SCANA and Santee Cooper have already spent nearly $9 billion on the partially completed reactors – including several billion raised through rate increases on Palmetto State energy consumers.

“There are many questions moving forward – but the question has been answered,” one source told us.  “The project will go on.”

SCANA and Santee Cooper were supposed to reach a decision regarding the V.C. Summer expansion on June 26, but a joint press release issued that day extended the deadline “for a transition and evaluation period.”

(Click to view)

(Via: SCANA)

“The agreement extension allows the co-owners additional time to maintain all of their options by continuing construction on the project, while examining all of the relevant information for a thorough and careful assessment to determine the most prudent path forward,” the release noted.  “The goal is to reach a decision in the third quarter.”

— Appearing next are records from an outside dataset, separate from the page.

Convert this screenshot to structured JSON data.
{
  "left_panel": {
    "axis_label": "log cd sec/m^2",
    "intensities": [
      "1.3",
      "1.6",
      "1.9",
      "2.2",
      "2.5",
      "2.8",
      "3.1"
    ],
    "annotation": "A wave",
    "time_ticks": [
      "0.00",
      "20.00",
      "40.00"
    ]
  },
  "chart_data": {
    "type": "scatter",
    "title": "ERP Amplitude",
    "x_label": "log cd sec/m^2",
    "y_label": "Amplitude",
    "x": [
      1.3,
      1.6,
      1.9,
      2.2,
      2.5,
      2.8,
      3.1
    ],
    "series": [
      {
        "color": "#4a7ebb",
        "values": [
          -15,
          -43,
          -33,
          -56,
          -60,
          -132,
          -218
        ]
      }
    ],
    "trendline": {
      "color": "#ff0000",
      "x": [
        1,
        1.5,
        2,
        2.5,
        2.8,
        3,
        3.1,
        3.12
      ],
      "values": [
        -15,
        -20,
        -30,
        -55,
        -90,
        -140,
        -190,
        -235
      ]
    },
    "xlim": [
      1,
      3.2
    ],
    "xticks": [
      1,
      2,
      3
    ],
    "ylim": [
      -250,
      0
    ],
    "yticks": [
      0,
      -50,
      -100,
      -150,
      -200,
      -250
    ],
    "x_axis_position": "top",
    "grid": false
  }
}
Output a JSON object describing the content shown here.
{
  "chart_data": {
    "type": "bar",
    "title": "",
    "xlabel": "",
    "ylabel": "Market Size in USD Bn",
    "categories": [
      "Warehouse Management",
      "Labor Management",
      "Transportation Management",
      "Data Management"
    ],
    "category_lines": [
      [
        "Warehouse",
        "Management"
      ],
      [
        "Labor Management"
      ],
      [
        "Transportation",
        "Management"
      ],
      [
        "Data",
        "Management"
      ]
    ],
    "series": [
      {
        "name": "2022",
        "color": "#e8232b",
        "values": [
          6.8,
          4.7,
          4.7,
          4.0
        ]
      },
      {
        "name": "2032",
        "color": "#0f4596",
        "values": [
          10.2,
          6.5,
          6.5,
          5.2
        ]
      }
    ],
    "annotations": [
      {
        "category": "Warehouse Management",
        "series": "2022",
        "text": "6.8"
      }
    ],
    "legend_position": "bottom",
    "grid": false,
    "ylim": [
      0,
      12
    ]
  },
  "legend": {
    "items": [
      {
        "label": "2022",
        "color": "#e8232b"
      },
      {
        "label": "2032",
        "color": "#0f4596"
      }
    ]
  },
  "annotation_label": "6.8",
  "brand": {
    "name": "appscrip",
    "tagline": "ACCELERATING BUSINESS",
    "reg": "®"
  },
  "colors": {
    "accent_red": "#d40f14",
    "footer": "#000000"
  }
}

That decision has since been reached, we’re told.

Another source told us that while the “situation is still fluid … economically it makes sense to build these plants.”

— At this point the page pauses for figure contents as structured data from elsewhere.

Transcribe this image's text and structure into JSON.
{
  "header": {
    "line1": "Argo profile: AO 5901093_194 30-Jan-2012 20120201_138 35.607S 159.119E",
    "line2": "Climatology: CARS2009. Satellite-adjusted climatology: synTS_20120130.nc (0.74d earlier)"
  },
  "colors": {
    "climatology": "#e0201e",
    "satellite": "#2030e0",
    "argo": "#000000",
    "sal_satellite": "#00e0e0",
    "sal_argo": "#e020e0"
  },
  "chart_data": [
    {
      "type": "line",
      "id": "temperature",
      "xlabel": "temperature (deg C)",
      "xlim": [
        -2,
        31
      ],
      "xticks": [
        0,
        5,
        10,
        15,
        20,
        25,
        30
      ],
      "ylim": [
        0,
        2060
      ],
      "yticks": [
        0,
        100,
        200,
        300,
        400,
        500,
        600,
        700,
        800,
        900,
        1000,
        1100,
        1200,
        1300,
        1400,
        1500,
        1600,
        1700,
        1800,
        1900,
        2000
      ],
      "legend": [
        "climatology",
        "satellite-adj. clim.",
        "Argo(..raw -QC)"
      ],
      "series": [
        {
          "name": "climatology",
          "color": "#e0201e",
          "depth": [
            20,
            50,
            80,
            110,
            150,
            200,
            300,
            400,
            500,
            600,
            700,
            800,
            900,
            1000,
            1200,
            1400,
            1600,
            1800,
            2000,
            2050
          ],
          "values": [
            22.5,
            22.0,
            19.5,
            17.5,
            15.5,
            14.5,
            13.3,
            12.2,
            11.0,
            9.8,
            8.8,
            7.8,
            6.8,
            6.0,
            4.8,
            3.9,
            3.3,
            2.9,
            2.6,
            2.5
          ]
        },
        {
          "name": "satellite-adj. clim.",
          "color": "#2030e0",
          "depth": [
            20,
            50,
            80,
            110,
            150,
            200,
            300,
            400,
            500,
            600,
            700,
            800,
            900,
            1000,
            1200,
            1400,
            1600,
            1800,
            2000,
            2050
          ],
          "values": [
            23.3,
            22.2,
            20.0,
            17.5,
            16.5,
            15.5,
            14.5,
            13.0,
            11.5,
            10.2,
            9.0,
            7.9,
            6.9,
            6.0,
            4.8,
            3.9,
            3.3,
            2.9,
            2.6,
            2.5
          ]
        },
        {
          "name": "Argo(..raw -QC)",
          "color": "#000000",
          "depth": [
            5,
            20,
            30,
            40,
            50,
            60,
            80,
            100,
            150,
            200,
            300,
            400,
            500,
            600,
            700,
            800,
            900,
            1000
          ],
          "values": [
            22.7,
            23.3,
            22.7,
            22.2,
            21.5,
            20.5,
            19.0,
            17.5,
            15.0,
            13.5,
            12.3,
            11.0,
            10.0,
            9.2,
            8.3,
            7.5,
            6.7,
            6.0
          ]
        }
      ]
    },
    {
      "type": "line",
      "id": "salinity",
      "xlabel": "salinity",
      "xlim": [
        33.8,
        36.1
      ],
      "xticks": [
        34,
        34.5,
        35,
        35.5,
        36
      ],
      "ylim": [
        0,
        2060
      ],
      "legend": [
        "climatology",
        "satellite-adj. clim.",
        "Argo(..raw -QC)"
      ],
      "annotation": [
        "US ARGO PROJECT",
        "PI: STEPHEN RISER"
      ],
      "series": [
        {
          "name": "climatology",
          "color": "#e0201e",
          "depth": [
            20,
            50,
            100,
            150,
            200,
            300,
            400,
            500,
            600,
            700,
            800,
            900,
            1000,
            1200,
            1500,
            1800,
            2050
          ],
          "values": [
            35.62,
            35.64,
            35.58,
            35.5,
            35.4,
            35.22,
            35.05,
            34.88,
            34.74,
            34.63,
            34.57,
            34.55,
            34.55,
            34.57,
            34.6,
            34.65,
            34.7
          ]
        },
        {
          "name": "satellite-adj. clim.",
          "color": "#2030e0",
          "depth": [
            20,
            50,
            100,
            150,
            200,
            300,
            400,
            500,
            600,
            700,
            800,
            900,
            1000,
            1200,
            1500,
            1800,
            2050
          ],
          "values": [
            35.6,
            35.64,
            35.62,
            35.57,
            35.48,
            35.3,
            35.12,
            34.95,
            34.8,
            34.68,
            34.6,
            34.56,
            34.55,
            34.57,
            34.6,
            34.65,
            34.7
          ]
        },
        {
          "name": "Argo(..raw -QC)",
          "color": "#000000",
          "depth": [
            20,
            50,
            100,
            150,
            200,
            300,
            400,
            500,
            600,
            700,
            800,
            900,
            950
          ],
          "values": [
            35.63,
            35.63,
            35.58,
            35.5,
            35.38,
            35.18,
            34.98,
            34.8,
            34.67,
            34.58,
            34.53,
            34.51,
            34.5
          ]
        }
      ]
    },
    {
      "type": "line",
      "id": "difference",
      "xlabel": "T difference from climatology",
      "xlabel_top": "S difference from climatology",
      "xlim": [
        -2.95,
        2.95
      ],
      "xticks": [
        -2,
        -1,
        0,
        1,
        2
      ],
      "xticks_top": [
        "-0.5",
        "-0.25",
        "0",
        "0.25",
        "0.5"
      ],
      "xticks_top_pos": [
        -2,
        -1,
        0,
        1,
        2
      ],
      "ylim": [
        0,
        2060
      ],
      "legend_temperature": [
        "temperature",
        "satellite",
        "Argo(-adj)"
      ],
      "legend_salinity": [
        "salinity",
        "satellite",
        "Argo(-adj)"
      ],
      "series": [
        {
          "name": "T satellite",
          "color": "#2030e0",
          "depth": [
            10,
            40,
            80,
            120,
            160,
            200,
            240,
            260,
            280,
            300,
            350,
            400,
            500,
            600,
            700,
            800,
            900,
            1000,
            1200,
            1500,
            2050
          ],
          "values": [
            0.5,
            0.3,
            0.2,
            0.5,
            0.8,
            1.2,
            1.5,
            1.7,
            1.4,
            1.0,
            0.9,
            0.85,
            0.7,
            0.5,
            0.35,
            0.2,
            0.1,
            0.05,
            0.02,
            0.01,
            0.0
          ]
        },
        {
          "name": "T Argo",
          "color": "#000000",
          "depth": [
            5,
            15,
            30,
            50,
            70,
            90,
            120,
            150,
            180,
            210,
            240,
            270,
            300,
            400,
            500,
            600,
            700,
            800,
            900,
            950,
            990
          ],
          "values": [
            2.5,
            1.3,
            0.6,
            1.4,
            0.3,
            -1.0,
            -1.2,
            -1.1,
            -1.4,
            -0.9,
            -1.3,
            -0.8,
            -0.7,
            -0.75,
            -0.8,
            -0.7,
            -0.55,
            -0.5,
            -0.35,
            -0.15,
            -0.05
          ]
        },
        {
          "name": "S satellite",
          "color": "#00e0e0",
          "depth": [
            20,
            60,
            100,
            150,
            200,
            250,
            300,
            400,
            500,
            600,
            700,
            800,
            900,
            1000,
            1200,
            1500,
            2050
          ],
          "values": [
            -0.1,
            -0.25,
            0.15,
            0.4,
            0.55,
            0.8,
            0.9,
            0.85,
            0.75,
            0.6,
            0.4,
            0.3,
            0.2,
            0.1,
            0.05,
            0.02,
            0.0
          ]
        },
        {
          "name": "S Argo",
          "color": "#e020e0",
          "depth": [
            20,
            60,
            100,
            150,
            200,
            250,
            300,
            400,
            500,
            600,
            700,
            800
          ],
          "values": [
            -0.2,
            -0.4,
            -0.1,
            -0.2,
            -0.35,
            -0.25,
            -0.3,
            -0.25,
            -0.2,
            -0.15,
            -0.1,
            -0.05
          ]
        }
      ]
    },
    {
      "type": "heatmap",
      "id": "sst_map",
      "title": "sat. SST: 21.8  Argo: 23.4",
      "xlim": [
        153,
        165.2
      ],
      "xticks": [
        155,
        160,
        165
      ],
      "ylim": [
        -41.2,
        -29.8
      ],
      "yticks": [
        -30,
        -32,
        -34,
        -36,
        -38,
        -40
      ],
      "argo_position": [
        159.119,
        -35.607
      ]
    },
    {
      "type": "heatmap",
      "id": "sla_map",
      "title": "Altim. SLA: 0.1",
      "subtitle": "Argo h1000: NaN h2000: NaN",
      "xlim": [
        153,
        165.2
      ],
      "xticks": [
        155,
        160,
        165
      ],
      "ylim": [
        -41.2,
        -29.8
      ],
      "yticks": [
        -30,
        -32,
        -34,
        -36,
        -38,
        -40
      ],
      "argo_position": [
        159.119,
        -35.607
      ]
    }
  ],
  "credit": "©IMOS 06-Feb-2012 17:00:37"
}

“It’s cheap power,” the source told us. “And it’s power South Carolina needs.”

Indeed it is.  As noted in our prior coverage, SCANA must purchase upwards of 400 megawatts of power per day off the grid just to keep up with existing consumer needs.  Such an arrangement is unsustainable given projected demand.

This website has previously editorialized in support of the completion of this project.

“The V.C. Summer project is a necessary expansion of our state’s energy supply, one that – at long last – is proceeding according to schedule,” we wrote back in May.  “Taking this project offline at the very moment that it has gotten back on track strikes us as sheer lunacy – especially if the cost overrun projections hold at their current levels.”

Our support is not without conditions, though.

First, South Carolina has no business whatsoever operating a utility company – as we’ve said ad nauseam over the years.  Santee Cooper should be sold at the first opportunity, with the proceeds going to the taxpayers of the state.

Second, SCANA has leaned heavily on its ratepayers to fund the project up to this point.  If it intends to lean on them again, that process needs to be transparent – and we would suggest some accompanying corporate austerity.

Once online, these plants are going to be cash cows for their owners.  We believe that should make Santee Cooper an attractive asset and SCANA a willing partner with its ratepayers.